- Relator(a)
- Ministro Og Fernandes
- Órgão julgador
- Segunda Turma
- Data do julgamento
- 21/10/2014
- Data de publicação
- 21/11/2014
STJ – Acórdão, Rel. Ministro Og Fernandes, Segunda Turma, j. 21/10/2014, p. 21/11/2014
PROCESSUAL CIVIL E ADMINISTRATIVO. AGRAVO REGIMENTAL NO AGRAVO EM RECURSO ESPECIAL IMPROBIDADE ADMINISTRATIVA. ART. 11, INC. VI, DA LEI N. 8.429/92. MERO ATRASO NA PRESTAÇÃO DE CONTAS. AUSÊNCIA DE PROVA SOBRE O DOLO. ART. 333 DO CPC. SÚMULA 283/STF. NÃO IMPUGNAÇÃO ESPECÍFICA NO REGIMENTAL. SÚMULA 182/STJ. 1. Nos termos da jurisprudência desta Corte Superior, para a configuração do ato de improbidade previsto no art. 11, inc.

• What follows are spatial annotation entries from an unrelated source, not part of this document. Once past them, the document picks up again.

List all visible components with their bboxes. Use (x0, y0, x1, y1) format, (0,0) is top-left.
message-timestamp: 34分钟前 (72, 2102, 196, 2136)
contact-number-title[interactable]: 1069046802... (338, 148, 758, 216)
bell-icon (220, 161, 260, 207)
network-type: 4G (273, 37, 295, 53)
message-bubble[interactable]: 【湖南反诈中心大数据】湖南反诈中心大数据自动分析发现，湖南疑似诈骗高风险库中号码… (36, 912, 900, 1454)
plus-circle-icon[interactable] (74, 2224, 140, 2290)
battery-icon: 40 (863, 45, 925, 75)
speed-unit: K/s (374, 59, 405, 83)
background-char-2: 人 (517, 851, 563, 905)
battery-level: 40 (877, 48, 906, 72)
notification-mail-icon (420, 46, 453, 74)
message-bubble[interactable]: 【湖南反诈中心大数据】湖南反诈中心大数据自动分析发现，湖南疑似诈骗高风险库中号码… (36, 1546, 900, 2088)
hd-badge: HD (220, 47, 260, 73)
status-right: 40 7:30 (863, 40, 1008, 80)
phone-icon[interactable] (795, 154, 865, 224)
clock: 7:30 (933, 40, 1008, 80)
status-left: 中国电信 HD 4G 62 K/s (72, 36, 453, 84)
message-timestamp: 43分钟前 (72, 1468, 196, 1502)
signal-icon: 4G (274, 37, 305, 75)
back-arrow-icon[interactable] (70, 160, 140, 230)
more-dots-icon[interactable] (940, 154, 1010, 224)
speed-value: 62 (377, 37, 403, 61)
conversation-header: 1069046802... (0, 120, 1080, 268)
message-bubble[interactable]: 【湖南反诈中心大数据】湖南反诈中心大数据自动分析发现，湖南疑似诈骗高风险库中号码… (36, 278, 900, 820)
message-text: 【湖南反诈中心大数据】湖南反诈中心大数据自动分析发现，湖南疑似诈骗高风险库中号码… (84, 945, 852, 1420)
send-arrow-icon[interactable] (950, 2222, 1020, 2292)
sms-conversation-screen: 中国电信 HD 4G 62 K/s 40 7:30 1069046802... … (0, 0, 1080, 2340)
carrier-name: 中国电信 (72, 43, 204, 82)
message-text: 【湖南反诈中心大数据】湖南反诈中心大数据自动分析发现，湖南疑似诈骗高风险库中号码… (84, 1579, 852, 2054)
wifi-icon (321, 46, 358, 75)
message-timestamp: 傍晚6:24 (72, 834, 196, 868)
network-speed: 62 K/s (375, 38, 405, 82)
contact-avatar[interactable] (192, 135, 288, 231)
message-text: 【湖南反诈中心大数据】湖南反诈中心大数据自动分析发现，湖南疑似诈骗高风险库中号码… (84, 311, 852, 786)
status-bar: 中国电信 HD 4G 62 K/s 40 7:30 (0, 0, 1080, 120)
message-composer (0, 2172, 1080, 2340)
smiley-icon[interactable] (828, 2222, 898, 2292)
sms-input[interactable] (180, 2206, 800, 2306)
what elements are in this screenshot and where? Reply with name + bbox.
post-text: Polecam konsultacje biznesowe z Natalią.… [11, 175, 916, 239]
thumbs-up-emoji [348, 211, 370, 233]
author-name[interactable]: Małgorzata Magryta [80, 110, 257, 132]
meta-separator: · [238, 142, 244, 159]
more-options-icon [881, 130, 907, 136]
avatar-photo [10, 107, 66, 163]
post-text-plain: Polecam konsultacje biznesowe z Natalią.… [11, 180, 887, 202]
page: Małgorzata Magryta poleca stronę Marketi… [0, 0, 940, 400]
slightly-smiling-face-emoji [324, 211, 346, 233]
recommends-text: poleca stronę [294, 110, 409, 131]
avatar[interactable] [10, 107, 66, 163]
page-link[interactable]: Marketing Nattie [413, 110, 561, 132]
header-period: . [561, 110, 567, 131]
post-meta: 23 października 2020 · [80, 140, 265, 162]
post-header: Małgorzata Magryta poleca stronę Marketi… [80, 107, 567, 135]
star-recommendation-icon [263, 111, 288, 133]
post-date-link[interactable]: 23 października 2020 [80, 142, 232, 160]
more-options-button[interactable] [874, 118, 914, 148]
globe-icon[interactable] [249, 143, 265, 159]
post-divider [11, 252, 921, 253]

VI, da Lei n. 8.429/92, não basta o mero atraso na prestação de contas, sendo necessário demonstrar a má-fé ou o dolo genérico na prática de ato tipificado no aludido preceito normativo. 2. O acórdão menciona que o Ministério Público não logrou comprovar o elemento subjetivo na conduta imputada ao recorrido, ônus de que o autor deve se desincumbir, a teor do que dispõe o art. 333 do CPC. 3. A ausência de impugnação, no recurso especial, de matéria solucionada sob o prisma da distribuição do ônus probatório atrai a aplicação, por analogia, da Súmula 283/STF. Do mesmo modo, é inviável o agravo que deixa de atacar, especificamente, os fundamentos da decisão impugnada. Incidência da Súmula 182 do Superior Tribunal de Justiça. 4. Agravo regimental conhecido em parte e, nessa extensão, não provido. (AgRg no REsp n. 1.357.902/MG, relator Ministro Og Fernandes, Segunda Turma, julgado em 21/10/2014, DJe de 21/11/2014.)